Es frecuente oír decir a la gente que el tiempo pasa muy de prisa o que vive de forma muy acelerada. Se trata sin duda de personas que viven conforme a lo que Ortega llamaba una vida vulgar y Heidegger una vida inauténtica, sin que estas palabras tengan un sentido peyorativo, pues así es como vive la mayoría de la gente. Lo que ocurre, simplemente, es que también se puede vivir de otra manera, y eso es lo que trata de explicarnos el filósofo surcoreano de nacimiento y alemán de adopción Byung-Chul Han en su libro “El aroma del tiempo”.

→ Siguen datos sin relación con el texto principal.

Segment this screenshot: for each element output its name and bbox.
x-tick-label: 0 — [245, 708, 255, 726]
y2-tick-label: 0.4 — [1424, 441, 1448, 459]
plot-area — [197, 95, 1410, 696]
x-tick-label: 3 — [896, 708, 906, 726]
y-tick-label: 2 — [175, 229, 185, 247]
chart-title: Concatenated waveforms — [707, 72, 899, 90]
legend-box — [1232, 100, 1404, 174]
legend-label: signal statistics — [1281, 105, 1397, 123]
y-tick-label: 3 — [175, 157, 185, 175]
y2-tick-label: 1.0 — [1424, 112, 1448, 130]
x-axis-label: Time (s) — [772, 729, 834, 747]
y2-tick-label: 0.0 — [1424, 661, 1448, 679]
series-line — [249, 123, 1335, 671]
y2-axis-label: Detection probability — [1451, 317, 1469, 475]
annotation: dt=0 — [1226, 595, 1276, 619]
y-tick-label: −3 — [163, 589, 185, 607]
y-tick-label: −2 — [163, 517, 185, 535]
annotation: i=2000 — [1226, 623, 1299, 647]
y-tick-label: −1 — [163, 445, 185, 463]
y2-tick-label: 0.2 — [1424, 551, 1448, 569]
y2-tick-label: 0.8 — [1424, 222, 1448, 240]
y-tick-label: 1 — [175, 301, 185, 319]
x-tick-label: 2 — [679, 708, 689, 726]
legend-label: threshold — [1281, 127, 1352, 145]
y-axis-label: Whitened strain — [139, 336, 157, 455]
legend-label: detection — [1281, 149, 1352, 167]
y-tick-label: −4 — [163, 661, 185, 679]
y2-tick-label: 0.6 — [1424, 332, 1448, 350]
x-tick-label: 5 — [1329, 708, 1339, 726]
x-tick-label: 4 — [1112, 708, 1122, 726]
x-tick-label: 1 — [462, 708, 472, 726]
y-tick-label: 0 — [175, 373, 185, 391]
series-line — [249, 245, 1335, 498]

Cuando el tiempo nos atropella de la forma indicada es porque le perdemos el ritmo, el ritmo que supone hacer y acabar cada cosa a su tiempo, consumando cada una de nuestras actividades. Si no consumamos cada paso que damos, el tiempo deja de ser una sucesión ordenada de “ahoras” y se atomiza en momentos sin sentido dándonos la sensación de navegar sin rumbo, sintiendo que no controlamos nuestra propia vida. Entonces todo se precipita, machacamos unas cosas con otras, un relato con otro, y todo pasa al instante. El presente pierde su duración propia, la duración que por su naturaleza le corresponde, y se convierte en una sucesión de instantes que solo son picos de actualidad que pasan ante nosotros como picos instantáneos de modas pasajeras.
La causa de que haya tanta gente que vive una vida acelerada consiste en que las condiciones externas de la vida actual no se prestan a que podamos vivirla conforme a lo que pudiéramos llamar condiciones de una vida plena, y mucho menos a que podamos terminar la vida como la consumación de todas las oportunidades que la vida nos haya regalado. Por eso perdemos su sentido y abordamos cada nueva posibilidad que la vida nos ofrece sin haber concluido la anterior, y vamos en cierta medida dando tumbos de una a otra posibilidad, empezando siempre de nuevo, saltando de un presente a otro presente, sin dejar que los acontecimientos se conviertan en experiencias, despojando así al tiempo del papel rector que desempeña en nuestras vidas. De esta forma el tiempo queda desarbolado, y nos da la sensación de que transcurre más rápido.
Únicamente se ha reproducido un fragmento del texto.